Share the information with a subset of people: Do share the information, but not indiscriminately. Instead, work out which people it’s likely to be net-beneficial to share the information with, and share it with just these people. (One reason to do this would be to get these people’s opinion on how dangerous it would be to further develop and/or share the information. Another would be to allow these people to develop defences against whatever harms the information relates to or could cause.)
An AI safety researcher shares a preliminary finding with a handful of trusted and more experienced researchers, to get advice on whether it’s wise to proceed with this line of research, and whether it’s wise to make it public.
A biology student discovers a weakness in the health system that could potentially be exploited by terrorists. They report this to the relevant authorities, but don’t discuss the information publicly.
Avoid developing and/or sharing the information: If the information poses high enough risks (relative to its potential benefits), it may be best to simply avoid developing and/or sharing it at all.
An AI safety researcher comes to the conclusion that a certain line of research could substantially advance capabilities of unsafe systems, without advancing safety to as great an extent. The researcher thus just drops that line of research.
Monitor whether others may develop and/or share the information: For sufficiently risky information, it may be worth actively investigating whether anyone else is developing or sharing the information, or whether anyone seems likely to do so in future. If you identify any such people, you might then warn them of the potential risks, let the relevant authorities know that these people may develop or share this information, and/or try to make it harder for the information to be acted on if it is developed and shared (i.e., try to use implementation-related responses). You might do all this after having stopped developing and/or sharing the information yourself, or while continuing to do so (probably very cautiously).
An AI safety researcher concludes that a certain line of research might be very unsafe. The researcher decides that they should check published papers and ask around in very vague and careful ways to see if anyone else is working on a similar line of research. The researcher identifies a research group that is indeed doing so, and reaches out to that group to discuss reasons this research may be too risky to be worth pursuing.
Decrease the likelihood of others developing and/or sharing the information: This overlaps with parts of the above response option. But there are also ways of doing this that don’t involve monitoring whether others may develop and/or share the information. For example, you could delete your own research notes, or try to steer people away from books, articles, concepts, etc. that helped lead you to the information.

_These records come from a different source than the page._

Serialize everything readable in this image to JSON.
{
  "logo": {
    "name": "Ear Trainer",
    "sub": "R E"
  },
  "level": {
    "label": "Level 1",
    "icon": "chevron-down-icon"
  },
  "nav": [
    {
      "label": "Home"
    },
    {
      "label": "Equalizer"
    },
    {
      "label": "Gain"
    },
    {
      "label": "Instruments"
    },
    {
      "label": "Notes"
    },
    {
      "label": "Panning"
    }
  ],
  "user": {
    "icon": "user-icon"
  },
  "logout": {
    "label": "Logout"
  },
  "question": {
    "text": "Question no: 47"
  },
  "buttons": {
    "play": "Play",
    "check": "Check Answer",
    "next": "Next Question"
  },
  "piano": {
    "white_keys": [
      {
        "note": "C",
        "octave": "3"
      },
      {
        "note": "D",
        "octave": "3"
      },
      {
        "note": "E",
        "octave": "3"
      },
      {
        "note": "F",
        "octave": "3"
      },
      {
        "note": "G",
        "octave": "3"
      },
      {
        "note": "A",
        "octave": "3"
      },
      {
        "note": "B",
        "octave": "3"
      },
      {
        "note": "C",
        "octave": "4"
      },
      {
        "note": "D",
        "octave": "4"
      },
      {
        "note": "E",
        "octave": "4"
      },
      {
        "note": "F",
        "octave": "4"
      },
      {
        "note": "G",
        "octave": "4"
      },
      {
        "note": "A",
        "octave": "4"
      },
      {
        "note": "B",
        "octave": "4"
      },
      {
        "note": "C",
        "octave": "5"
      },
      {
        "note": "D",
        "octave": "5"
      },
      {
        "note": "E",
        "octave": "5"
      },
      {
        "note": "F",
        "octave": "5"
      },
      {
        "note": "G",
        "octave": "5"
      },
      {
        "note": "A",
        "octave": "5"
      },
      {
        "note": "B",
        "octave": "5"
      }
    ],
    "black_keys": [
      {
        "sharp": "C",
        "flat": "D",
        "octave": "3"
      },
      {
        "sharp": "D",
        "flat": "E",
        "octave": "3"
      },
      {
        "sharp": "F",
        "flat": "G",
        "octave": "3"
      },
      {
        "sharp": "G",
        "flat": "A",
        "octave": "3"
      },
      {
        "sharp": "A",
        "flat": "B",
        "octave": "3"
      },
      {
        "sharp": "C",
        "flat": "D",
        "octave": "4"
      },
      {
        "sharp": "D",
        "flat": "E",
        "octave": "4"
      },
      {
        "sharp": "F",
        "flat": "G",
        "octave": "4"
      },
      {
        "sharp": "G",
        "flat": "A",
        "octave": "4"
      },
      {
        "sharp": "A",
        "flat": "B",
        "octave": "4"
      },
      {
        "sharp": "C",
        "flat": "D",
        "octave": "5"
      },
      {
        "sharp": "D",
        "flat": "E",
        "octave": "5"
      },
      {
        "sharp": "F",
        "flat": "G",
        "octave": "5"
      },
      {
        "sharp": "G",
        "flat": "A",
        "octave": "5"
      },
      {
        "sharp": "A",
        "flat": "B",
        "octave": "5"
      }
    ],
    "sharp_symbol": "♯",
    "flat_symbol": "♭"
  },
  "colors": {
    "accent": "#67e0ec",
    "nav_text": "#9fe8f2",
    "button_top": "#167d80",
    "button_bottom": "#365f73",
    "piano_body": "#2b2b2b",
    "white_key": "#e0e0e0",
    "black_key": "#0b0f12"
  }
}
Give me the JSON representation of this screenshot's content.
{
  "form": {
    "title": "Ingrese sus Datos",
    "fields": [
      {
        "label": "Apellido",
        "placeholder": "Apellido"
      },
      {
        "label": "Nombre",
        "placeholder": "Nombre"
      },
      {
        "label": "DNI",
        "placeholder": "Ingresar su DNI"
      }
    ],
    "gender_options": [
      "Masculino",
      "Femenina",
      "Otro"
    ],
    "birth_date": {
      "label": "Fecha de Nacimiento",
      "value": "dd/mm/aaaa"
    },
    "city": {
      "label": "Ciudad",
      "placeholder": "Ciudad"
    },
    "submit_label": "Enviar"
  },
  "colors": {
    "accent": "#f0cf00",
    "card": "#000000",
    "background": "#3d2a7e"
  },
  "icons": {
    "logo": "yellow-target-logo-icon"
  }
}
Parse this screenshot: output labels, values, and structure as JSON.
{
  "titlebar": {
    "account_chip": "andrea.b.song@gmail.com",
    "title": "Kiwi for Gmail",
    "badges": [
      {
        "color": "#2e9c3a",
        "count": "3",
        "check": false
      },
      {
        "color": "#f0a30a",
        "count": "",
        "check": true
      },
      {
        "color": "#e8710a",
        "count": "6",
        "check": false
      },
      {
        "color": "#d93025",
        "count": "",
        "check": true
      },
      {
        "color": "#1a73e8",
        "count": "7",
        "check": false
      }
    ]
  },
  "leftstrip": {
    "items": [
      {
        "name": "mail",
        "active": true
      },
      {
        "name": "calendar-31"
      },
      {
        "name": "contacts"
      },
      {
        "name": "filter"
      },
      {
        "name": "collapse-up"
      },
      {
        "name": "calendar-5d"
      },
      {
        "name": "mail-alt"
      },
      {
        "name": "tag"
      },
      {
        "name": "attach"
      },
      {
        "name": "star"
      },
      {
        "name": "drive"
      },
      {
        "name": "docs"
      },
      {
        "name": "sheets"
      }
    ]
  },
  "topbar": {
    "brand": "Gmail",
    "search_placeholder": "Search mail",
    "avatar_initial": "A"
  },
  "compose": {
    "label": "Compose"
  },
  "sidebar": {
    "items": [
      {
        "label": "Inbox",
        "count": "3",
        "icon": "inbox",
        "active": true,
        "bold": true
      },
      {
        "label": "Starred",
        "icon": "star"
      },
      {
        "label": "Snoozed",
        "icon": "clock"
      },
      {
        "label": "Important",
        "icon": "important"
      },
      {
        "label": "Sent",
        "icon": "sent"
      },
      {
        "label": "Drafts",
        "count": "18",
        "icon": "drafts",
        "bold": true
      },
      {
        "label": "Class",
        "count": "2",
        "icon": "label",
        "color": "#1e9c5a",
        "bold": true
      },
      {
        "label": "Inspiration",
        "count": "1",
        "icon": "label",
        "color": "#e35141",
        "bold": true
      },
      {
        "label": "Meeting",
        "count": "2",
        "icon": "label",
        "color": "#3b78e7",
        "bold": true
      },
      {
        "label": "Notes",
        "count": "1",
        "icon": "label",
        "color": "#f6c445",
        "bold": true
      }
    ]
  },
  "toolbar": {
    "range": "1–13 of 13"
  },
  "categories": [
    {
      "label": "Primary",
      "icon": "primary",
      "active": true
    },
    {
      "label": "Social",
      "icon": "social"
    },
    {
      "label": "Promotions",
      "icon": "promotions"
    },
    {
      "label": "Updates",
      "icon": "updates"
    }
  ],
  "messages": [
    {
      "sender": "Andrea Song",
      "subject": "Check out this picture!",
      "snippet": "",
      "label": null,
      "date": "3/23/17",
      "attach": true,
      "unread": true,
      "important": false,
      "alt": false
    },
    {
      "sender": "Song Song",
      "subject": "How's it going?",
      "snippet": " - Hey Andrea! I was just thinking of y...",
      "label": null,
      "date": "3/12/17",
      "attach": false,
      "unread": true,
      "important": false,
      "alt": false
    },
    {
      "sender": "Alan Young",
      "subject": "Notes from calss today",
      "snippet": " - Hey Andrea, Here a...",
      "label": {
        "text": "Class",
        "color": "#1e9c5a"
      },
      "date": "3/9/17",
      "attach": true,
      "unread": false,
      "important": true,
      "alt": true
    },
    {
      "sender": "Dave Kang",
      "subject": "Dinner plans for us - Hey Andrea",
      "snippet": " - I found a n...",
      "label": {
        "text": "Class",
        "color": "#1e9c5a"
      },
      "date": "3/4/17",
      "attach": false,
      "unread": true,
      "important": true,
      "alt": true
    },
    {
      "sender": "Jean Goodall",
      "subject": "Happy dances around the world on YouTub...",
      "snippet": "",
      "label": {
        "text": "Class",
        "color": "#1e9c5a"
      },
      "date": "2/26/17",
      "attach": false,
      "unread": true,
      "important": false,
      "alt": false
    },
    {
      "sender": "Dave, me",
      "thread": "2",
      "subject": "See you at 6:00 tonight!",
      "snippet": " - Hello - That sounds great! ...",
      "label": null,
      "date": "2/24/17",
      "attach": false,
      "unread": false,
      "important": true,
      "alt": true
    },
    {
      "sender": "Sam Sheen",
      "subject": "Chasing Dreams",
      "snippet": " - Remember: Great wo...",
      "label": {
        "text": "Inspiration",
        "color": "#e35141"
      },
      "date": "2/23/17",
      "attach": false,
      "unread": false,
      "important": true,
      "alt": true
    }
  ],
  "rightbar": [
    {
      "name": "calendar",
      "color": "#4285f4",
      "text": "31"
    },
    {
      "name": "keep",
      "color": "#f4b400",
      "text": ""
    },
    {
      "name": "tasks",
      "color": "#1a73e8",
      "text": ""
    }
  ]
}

An AI safety researcher concludes that a certain line of research might be very unsafe, so they destroy all their writings related to that research, as well as their earlier writings on ideas that led them to that line of research. They also think back over what previous work and concepts from others helped inspire and lead them to that line of research, and try to avoid mentioning or recommending such work and concepts to others in future, to decrease the odds that others get inspired and led to that research in the same way.
There are also two potential responses that seem to us like they could arguably be classified either as implementation-related responses or as information-related responses. These two responses are the following:
Develop countermeasures: Develop ways of preventing, mitigating, or fixing the potential harms of the information. You might do all this after having stopped developing and/or sharing the information yourself, or while continuing to do so (perhaps to inform your efforts to develop countermeasures).
A biology student discovers a weakness in the health system that could potentially be exploited by terrorists. The student tries to think of ways to patch up that weakness, or to respond rapidly if the weakness is exploited. To help with that effort, they also continue very carefully researching that weakness, and contact some very carefully selected people to help.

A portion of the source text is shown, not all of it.